Salvatore Manetti tenía por costumbre grabarlo casi todo con cámaras ocultas. El dia 12 de julio de 1996 no hizo una excepción. Esta imagen, en la que aparece Lulu la asesina, ha sido extraída de uno de estos videos, grabado en uno de los escondrijos de Manetti. Estaba teniendo lugar una reunión de urgencia entre Manetti y sus hombres más cercanos (fuera de plano en este momento). Se estaban sentando las bases de la operación que había de servir para desenmascarar al topo que se había infiltrado en su organización. Dicha operación fue conocida con el nombre de las "3 preguntas" y fue un éxito rotundo. Sirvió para descubrir la identidad del topo (Edmond Torquemada) y de su enlace con la policía (Gilberto Torres), aunque la organización de Manetti estaba ya muy tocada. Además, la violencia extrema con la que fue zanjada la operación y el reguero de sangre que dejó tras de sí, acarrearon muchos problemas al Gran Hombre desde ese momento. Muchos creen que Manetti ya no pudo recuperarse tras estos acontecimientos y que este hecho explica su posición de inferioridad respecto a Antoine en los dias previos a la matanza del muelle 33.

viernes 7 de marzo de 2008

LOS CIRCUITOS DE ANTOINE


Antoine tenía por costumbre dibujar unos circuitos. En ellos se podía ver a personas corriendo por unas cuevas llenas de trampas. Decía que le relajaban en momentos de tensión. Este fragmento que presentamos, fue dibujado por el propio Antoine en el almacén del muelle 33 poco después de que trasladara el cuartel general de su organización a dicho lugar, justo cuando empezaron las obras del que iba a ser su teatro particular. Antoine, hombre de temperamento nervioso, acostumbraba a realizar unos siete u ocho circuitos semanales. Durante las dos semanas previas a la matanza, desde el momento que se reunió por primera vez con los misteriosos hombres rubios, dibujó 323 circuitos.

EL FIASCO DEL HALF PAST BAR

Exactamente a las 11:37 minutos del domingo 14 de Abril de 1995 el puño de Antoine impactó contra el rostro de Felix "el amable". Técnicamente, el puñetazo no fue gran cosa, Felix era más alto y más pesado que Antoine y el impacto no hubiera causado grandes males. Pero todo el mundo temía a Antoine en circunstancias normales, y cabreado era letal de necesidad. Por lo tanto, por si acaso y para no añadir más leña al fuego, Felix se dejó caer de espaldas al suelo.
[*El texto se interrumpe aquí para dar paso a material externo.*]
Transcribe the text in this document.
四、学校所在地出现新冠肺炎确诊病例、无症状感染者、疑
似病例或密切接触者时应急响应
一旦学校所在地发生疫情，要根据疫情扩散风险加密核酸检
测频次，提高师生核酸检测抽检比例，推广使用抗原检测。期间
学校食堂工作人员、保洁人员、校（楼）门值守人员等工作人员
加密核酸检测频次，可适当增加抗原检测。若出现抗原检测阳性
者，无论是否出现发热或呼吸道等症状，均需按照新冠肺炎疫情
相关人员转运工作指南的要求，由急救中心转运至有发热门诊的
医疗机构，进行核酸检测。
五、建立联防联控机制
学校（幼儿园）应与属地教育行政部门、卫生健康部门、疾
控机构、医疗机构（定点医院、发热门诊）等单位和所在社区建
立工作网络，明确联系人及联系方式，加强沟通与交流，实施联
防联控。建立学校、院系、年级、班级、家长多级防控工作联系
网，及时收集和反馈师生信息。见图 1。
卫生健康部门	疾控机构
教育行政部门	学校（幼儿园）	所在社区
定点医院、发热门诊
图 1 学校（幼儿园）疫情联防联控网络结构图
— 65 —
Toni "el frágil" y Mad Rabbit pudieron ver, por el rabillo del ojo, mientras soportaban la lluvia de insultos de Antoine con la cabeza gacha, a su jefe, Felix "el amable" Rocamora, rodar por el suelo como si lo hubiera noqueado el propio Rocky Balboa.

Para ser sinceros, el propio Antoine sabía que realmente, los tres hombres a los que estaba pegando, insultando y se disponía a castigar, no eran responsables de lo que acababa de acontecer. Pero era alguien en el mundo del crimen y tenía que dar un ejemplo.
Seis horas antes, Felix y su equipo habían llegado al Half Past Bar a recoger la recaudación, como cada domingo a primera hora de la mañana.

Pocos momentos antes de que llegaran, alguien había entrado por la fuerza, había pegado y atado a las tres mujeres de la limpieza y a una camarera y se había llevado a la encargada como rehén junto con todo el dinero del local.

El golpe levantó mucha humareda y nadie dudó que el culpable del asalto fue Salvatore Manetti. La causa inmediate de eso fue un recrudecimiento de la guerra entre las bandas y el impulso definitivo al escenario que sirvió de marco a la matanza del muelle 33, cuatro años después.

Rodando por el suelo y a punto de recibir una fuerte patada que le iba a partir la nariz en dos, Felix "el amable" intentaba adivinar el castgo que estaba preparando Antoine para él y sus dos compinches.

miércoles 5 de marzo de 2008

SALVATORE MANETTI

Hombre de profundas convicciones religiosas, Salvatore Manetti había caído en desgracia en el momento en que tuvo lugar la matanza del muelle 33. Nunca pudo recuperarse de la operación policial que permitió la infiltración de un topo en su organización. Este debilitamiento le posicionó en una situación de inferioridad en relación a su eterno enemigo Antoine "picture show".